Les auteurs qui lisent un article prospectif, où l’on daube un ouvrage actuel, se flattent que le livre qu’ils font sera le livre de l’avenir. Ils tâchent de s’accommoder, autant que faire se peut, aux idées du critique, et se font sociaux, progressifs, moralisants, palingénésiques, mythiques, panthéistes, buchézistes, croyant par là échapper au formidable anathème; mais il leur arrive ce qui arrivait aux pratiques du barbier: – aujourd’hui n’est pas la veille de demain.
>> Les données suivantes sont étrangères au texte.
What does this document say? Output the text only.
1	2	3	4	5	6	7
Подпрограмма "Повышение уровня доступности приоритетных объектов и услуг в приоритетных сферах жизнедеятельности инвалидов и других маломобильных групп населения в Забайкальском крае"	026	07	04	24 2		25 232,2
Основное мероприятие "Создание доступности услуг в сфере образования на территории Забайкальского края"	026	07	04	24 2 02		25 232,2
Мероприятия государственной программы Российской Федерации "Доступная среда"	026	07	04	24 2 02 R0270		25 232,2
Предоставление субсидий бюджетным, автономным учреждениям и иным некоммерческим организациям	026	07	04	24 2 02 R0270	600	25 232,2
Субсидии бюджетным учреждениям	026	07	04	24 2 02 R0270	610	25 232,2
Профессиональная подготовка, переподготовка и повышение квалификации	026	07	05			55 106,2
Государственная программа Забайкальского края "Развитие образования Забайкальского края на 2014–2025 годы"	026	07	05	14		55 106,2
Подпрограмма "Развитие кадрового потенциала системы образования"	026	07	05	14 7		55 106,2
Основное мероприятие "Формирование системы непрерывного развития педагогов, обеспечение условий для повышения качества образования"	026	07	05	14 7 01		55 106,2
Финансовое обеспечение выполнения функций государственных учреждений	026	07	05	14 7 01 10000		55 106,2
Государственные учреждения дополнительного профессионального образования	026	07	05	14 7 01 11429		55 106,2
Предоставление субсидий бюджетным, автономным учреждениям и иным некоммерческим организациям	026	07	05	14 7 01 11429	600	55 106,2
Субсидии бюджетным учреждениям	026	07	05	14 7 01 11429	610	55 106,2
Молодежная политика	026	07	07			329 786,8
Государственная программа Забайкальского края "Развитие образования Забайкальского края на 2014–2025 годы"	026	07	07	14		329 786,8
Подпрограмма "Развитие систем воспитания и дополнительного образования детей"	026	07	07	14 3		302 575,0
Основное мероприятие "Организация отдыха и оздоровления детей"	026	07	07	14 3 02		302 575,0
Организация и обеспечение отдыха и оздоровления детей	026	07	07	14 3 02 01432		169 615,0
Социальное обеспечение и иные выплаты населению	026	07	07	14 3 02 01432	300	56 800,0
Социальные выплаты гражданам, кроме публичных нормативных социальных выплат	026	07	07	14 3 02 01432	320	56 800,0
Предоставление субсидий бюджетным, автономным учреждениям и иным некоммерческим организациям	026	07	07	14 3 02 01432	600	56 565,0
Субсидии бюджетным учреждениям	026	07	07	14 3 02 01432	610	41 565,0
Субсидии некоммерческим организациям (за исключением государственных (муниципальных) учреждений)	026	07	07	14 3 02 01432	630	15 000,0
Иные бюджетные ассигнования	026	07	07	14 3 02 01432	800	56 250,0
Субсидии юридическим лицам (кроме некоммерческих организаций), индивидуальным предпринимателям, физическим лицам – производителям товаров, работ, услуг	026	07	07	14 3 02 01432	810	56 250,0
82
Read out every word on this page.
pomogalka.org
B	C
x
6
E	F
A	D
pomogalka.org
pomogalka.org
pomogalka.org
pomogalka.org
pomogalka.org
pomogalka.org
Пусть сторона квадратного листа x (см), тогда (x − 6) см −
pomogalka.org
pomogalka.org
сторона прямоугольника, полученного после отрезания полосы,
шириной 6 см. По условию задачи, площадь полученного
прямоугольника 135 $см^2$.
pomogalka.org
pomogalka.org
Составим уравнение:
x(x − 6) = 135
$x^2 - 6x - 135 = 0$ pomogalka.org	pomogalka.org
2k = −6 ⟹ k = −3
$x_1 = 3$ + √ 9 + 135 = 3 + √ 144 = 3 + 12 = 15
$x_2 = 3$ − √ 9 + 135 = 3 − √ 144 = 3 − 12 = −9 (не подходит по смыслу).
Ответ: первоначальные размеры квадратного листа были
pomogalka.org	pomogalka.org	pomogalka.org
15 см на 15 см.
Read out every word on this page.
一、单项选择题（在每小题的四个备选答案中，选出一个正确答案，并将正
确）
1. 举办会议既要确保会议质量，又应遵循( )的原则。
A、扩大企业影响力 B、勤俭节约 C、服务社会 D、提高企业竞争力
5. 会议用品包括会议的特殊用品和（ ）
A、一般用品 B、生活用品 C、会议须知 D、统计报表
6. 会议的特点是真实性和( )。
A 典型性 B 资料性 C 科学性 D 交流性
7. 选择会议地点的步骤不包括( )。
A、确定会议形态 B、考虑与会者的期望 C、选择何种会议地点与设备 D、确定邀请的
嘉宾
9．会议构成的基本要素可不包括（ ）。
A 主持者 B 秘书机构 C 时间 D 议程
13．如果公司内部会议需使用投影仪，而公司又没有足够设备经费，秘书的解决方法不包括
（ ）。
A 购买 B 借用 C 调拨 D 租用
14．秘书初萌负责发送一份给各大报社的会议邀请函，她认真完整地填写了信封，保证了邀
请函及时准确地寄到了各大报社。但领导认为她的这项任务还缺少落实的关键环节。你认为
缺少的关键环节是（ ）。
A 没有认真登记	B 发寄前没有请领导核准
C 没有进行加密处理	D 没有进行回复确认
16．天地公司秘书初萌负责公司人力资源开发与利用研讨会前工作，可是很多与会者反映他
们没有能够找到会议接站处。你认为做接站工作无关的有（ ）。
Le demain tant promis ne luira jamais sur le monde; car cette formule est trop commode pour qu’on l’abandonne de sitôt. Tout en décriant ce livre dont on est jaloux, et qu’on voudrait anéantir, on se donne les gants de la plus généreuse impartialité. On a l’air de ne pas demander mieux que de trouver bien à louer, et cependant on ne le fait jamais. Cette recette est bien supérieure à celle que l’on pouvait appeler rétrospective et qui consiste à ne vanter que des ouvrages anciens, qu’on ne lit plus et qui ne gênent personne, aux dépens des livres modernes, dont on s’occupe et qui blessent plus directement les amours-propres.